И вот настал второй решающий день в моей жизни. И опять с большой буквы: Второй Решающий. Я остался один в лаборатории. Прошло три года и пять с половиной месяцев с момента операции. Конечно, уже год как я видел, что опыт блестяще удался. Все мышки одного помета, которым операцию я не делал, давно уже умерли одна за другой. Бессмертные же, — как я их мысленно называл, — остались живы, веселы и полны сил.
Строго говоря, сам факт, что после трех с половиной лет мышки остались живы и здоровы, очевиден, очевиден был и годом ранее, но с маниакальным мазохистским упорством я все заставлял себя ждать и ждать, чтобы исчезли последние сомнения. А может, подсознательно я страшился того, что сделал, и оттягивал момент истины. Подсознание ведь ох как хитро и к логике интеллекта относится довольно презрительно.
В тот день я решил вскрыть одну из мышек и самым внимательнейшим образом осмотрел внутренности трупика ей можно было дать от силы полгода, в переводе на человеческую жизнь лет восемнадцать. А ей, также в переводе на человеческую жизнь, исполнилось лет сто тридцать.
Генный аппарат человека и мыши процентов на девяносто девять совпадает. Природа — довольно скупая и рачительная хозяйка и однажды найденными и успешно работающими механизмами не разбрасывается. К тому же три с лишним года назад я проделал операцию по изменению своего генетического кода. За это время прибавилось выносливости, и одышка куда-то исчезла, и даже давно забытые эротические сны стали иногда посещать меня.
Так что, уважаемый Александр Владимирович, сказал я себе, никуда вам от этого не деться — вы перевернули мир. Только и всего.
Я снова с предельной четкостью увидел мысленно человека в шляпе, который тремя с половиной годами раньше явился мне в сквере на Второй Песчаной и дал мне код бессмертия. Кем он все-таки был, странным фантомом, порожденным моим спящим усталым умом, или… Или кем? Ангелом? Скорее уж в таком случае дьяволом Сатаной, Вельзевулом или как там его зовут. Потому что я уже смутно чувствовал всю чудовищную взрывоопасность взломанного кода.
3
Нужно привести мысли и чувства хоть в какой-нибудь порядок, попытаться обдумать, чем грозит людям этот джинн, который рвался из бутылки — точнее, моей головы.
Я лег на диван и стал думать.

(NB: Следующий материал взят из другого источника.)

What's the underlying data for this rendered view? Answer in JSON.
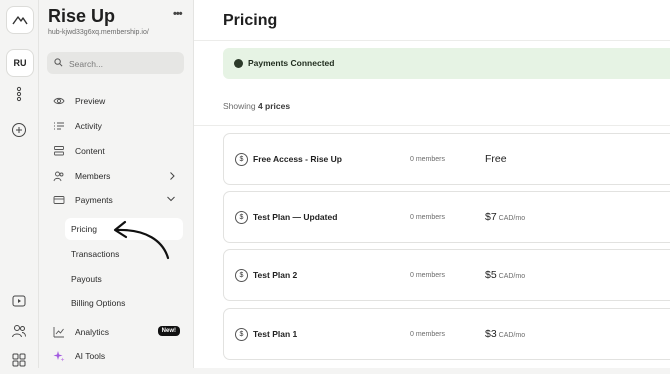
{
  "app": {
    "title": "Rise Up",
    "url": "hub-kjwd33g6xq.membership.io/",
    "more": "•••",
    "rail_workspace": "RU"
  },
  "search": {
    "placeholder": "Search..."
  },
  "nav": {
    "preview": "Preview",
    "activity": "Activity",
    "content": "Content",
    "members": "Members",
    "payments": "Payments",
    "pricing": "Pricing",
    "transactions": "Transactions",
    "payouts": "Payouts",
    "billing_options": "Billing Options",
    "analytics": "Analytics",
    "analytics_badge": "New!",
    "ai_tools": "AI Tools"
  },
  "main": {
    "title": "Pricing",
    "banner": "Payments Connected",
    "showing_prefix": "Showing ",
    "showing_count": "4 prices",
    "prices": [
      {
        "name": "Free Access - Rise Up",
        "members": "0 members",
        "amount": "Free",
        "unit": ""
      },
      {
        "name": "Test Plan — Updated",
        "members": "0 members",
        "amount": "$7",
        "unit": " CAD/mo"
      },
      {
        "name": "Test Plan 2",
        "members": "0 members",
        "amount": "$5",
        "unit": " CAD/mo"
      },
      {
        "name": "Test Plan 1",
        "members": "0 members",
        "amount": "$3",
        "unit": " CAD/mo"
      }
    ]
  },
  "colors": {
    "banner_bg": "#e6f3e4",
    "active_bg": "#ffffff",
    "badge_bg": "#111111"
  }
}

А почему, собственно, я решил, что бессмертие или, на худой конец, основательное продление жизни столь опасно? Люди смогут жить вечно, если, конечно, не попадут под машины, не уничтожат друг друга в войнах или не решат, что с них довольно. Что изменится?
Ну, прежде всего, само мироощущение, которое мне сейчас даже трудно представить. Наш духовный склад создавался миллионы лет, с тех пор, как в наших далеких косматых пращурах вспыхнули первые проблески самосознания. И всегда в нем присутствовала мысль о неизбежном конце. Можно было думать о смерти или не думать, все равно она всегда была рядом и всегда терпеливо поджидала своего часа, когда подходила, чтобы коротко взмахнуть косой и перерезать тоненькую ниточку бытия. Смерть была так же неизбежна, как восход и заход солнца. Как же я могу, валяясь на своем продавленном диване в давно нуждающейся в ремонте двухкомнатной квартирке на Второй Песчаной улице, ответить на вопрос: каким станет человек бессмертный? Это каким же нелепым самомнением нужно обладать! Бессмертие уравнивает нас со Всевышним, а мы к этой роли просто не готовы.
Зато я знал другое Бессмертие всегда оставалось недостижимой мечтой. И вдруг оказывается, что оно есть. Всем ли это будет доступно? Или избранным? И если только избранным, кто будет решать, кто именно избранный? Самые богатые? Самые могущественные? Самые мудрые? Которые, естественно, тут же постараются сделать так, чтобы простые люди остались простыми смертными, потому что избранные потому и избранные, что не походят на остальных. И потому что на всех места на нашей маленькой планете все равно не хватит. И человечество разделится тогда на две расы вечных и смертных. Не нужно обладать большой фантазией, чтобы представить себе войны и революции, которые начнут сотрясать мир, пока не расколют его.